Critical to progress in understanding and modeling ice sheets are a better characterization of what ice sheets are doing at present, how fast they are changing, what are the driving processes controlling these changes, and how we can better represent these processes in numerical models to derive more realistic predictions of the evolution of glaciers and ice sheets in the future. Chief among these measurements, are detailed, enhanced and sustained measurements of ice sheet elevation, at high spatial resolution, with high vertical accuracy, over the entire ice sheets. These measurements provide critical information about long-term ice sheet dynamics (mass balance trends) and short-term variability (precipitation, ablation events, surface lowering of an accelerating glacier, etc.).

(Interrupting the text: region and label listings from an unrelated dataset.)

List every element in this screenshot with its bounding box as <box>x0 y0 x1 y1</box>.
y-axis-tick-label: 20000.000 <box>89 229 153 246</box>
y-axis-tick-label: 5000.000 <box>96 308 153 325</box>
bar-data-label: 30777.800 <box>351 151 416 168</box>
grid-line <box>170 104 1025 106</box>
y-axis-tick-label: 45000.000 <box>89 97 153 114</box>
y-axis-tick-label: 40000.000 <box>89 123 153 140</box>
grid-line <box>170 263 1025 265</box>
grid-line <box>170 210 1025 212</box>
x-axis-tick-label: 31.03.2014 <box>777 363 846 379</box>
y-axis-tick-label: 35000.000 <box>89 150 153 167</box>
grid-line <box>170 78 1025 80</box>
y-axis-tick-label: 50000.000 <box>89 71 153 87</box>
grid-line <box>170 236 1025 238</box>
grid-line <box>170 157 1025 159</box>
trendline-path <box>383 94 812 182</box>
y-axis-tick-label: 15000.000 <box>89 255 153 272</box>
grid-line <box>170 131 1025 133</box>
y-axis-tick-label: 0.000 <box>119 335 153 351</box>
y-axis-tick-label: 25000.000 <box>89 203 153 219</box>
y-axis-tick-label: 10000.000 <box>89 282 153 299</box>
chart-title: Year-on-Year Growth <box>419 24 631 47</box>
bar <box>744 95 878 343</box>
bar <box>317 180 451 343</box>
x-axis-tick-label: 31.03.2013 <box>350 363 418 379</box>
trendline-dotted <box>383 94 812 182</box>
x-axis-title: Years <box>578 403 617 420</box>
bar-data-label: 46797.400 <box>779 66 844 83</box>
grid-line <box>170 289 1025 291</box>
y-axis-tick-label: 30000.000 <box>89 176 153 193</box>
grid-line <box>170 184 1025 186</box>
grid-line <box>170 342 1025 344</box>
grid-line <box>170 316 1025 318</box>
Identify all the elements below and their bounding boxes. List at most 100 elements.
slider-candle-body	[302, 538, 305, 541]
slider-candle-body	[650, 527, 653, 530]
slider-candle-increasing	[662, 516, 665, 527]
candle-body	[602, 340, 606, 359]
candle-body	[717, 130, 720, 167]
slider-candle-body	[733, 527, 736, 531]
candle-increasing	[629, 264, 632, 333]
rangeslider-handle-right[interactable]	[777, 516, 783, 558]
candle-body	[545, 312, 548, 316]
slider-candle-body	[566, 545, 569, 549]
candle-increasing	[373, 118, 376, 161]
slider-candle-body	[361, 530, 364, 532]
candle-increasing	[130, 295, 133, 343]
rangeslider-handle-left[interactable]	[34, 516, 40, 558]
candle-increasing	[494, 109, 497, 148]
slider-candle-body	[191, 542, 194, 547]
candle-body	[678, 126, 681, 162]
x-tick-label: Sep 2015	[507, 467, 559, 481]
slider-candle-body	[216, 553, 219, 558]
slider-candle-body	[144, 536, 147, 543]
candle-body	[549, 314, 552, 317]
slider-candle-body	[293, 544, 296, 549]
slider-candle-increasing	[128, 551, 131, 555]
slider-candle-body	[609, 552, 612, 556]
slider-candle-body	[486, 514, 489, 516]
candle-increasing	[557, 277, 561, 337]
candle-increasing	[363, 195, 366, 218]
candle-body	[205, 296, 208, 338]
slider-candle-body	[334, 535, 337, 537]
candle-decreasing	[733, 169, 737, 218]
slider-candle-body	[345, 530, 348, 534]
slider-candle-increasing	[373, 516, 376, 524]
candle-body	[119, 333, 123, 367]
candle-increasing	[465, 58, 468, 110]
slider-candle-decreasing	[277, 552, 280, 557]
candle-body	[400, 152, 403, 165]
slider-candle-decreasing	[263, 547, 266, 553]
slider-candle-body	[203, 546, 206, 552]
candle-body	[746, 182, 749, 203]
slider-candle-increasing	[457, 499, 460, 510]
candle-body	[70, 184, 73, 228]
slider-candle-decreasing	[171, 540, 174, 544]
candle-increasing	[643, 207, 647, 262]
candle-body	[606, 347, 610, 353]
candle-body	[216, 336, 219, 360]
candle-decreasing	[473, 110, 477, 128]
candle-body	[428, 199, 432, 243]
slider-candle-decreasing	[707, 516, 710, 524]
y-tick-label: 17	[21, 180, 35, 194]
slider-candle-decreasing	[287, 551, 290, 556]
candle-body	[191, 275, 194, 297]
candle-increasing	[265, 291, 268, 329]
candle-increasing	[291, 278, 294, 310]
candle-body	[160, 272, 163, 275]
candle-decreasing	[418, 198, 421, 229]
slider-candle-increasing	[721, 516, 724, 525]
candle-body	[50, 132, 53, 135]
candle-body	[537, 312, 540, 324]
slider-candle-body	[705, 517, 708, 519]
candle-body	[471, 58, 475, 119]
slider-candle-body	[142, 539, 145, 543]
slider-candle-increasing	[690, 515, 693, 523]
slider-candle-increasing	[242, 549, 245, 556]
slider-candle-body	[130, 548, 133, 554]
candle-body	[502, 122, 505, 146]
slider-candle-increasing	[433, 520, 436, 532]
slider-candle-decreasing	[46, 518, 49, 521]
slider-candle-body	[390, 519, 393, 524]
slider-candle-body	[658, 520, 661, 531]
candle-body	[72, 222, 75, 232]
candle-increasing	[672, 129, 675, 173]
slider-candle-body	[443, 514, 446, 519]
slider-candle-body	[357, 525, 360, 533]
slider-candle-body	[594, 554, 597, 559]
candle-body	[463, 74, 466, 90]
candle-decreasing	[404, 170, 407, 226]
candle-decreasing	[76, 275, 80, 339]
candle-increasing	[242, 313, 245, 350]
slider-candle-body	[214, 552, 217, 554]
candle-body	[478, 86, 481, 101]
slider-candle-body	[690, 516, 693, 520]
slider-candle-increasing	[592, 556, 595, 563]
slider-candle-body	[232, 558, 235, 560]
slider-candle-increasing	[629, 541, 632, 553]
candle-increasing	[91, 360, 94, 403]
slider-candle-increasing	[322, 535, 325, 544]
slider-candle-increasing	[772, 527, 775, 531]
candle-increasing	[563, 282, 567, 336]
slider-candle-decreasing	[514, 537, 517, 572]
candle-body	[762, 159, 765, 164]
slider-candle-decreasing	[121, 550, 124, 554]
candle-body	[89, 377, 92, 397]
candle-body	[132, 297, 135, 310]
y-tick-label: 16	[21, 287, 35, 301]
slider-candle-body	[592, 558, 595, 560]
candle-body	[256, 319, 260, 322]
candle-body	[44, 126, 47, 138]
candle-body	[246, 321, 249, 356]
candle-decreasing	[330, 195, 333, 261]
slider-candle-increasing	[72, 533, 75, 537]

Ideally suited to making these measurements is GLISTIN, a Ka-band single pass interferometric synthetic aperture radar (InSAR). Proposed also as a spaceborne mission concept [1], the airborne GLISTIN-A serves as a proof-of-concept demonstration and science sensor. Key features include:
1. The Ka-band center frequency maximizes the single-pass interferometric accuracy (which is proportional to the wavelength), reduces snow penetration (when compared with lower frequencies), and remains relatively impervious to atmospheric attenuation.
2. Imaging capabilities that are important for mapping large areas. Imaging allows features to be tracked with time for estimation of ice motion and reduces data noise when measuring topographic changes over rough surfaces of glaciers and coastal regions of ice sheets.